As a child, I used to spend hours daydreaming about tomorrow. Between playing ‘house’ with my kid sis and our teddys-Pingu and Moe-i had a near perfect idea what life would look like as a mother.
Like a typical African woman, I was going to be a Banker, have 4 kids–like my siblings and I. I’d shuffle between being a working class mother, and taking care of my family. Saturdays would be spent going to the market and cooking. Sundays we would go have fun at the beach; the kids building sand castles, hubby drinking a beer, and me relaxing with a Nora Robert tale of magic and romance. Everything would be perfect.
But no one ever really tells you what the real world has in stock for you, do they? The movies and books don’t prepare your childish fantasy filled mind for nearly half as much as growing up will bring your way. Your parents totally shield you from it all. Then you grow up to realise there is a lot more to everything you had ever dreamed of in the past. You learn that with happiness comes sacrifices–some greater than others.
Then the mad race begins, and the thoughts come flooding in.
So here I am today being the 10th day of my ‘Introspection’ theme, and I realise that a good 60% of my life has been spent worrying about what tomorrow has in store for me.
I jumbled my way through the University–of course after the whole world made it known that anything short of a Second class honours(Upper division) would be a suicide mission. Suffice to say, getting a respectable paying job would be near impossible.

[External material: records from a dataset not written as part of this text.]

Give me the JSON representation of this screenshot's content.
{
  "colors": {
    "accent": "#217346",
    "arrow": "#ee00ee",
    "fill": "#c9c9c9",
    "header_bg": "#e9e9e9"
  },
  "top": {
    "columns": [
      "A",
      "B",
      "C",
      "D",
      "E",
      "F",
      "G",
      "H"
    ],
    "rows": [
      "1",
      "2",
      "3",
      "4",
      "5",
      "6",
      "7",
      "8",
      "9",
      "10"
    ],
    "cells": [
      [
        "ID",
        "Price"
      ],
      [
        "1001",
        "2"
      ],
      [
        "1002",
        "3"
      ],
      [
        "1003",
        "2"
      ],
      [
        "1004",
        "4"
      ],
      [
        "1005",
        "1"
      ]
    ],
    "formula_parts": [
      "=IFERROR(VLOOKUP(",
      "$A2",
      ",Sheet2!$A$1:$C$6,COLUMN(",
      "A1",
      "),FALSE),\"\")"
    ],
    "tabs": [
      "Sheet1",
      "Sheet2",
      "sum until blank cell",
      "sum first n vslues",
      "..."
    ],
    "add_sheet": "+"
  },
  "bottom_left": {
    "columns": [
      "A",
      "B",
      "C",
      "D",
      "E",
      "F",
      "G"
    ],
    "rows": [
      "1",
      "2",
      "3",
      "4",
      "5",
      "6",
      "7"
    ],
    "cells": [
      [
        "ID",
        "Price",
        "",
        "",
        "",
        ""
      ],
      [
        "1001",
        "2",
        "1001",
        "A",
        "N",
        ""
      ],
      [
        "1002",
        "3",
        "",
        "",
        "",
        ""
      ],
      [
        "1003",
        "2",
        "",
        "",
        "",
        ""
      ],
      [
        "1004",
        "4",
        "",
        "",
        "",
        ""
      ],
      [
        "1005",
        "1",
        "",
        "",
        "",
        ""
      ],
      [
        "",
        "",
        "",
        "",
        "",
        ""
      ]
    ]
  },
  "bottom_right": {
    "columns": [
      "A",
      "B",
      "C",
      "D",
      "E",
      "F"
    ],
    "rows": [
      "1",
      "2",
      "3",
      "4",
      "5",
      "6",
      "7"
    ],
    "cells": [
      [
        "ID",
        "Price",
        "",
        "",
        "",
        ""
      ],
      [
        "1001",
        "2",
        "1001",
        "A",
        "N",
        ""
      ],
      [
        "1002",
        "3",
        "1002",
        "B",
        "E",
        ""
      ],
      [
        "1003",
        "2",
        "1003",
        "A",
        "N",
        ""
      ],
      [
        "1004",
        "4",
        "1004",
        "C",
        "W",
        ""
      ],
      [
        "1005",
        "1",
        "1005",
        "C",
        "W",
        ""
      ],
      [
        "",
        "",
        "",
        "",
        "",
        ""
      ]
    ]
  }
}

I landed in the labour market and got a respectable(not quite high paying) job after worrying for 5months because everyone said to land a job, you’ll need to know people with influence.
Now I’m stuck writing a professional exam because yet again it’ll avail me some leverage for what I may need to do tomorrow. Of course as usual, people bitched about getting a post graduate degree.
Tommorow, I bet I’ll get back to wondering if I want to end up with the man I love, and if I even have the faintest idea if I want a family with scary children.
Then I’ll grow old and think about what form the cold creepy hands of death will come visiting.
See, everyday we are plagued with thoughts of tomorrow. Will we succeed? Will our plans work? Are the preparations we have made enough? Will it be sufficient? Hell, are we even existing or are the aliens already here playing with our minds and giving us alternate realities?!
Bottom line is, what will happen will happen. Events will occur, natural disasters will take place, and strange things that can only be described as ‘miraculous’ will happen–like how I landed a job with my 0.03pts shy of a 2.1 degree while my really good buddy with a solid 2.1(dream result), an Msc. and ‘influence’ is still jobless…bummer.
Sure we can make plans to solidify our chances(like playing one good hand at poker), but there are a hundred–million if you may–factors working for and against us everyday. So really, why worry? Unless of course you love migraines…..
I’ve decided to do my best, when tomorrow comes it’s challenges will be dealt with. When next I close my eyes, I refuse to see that boogeyman–the future.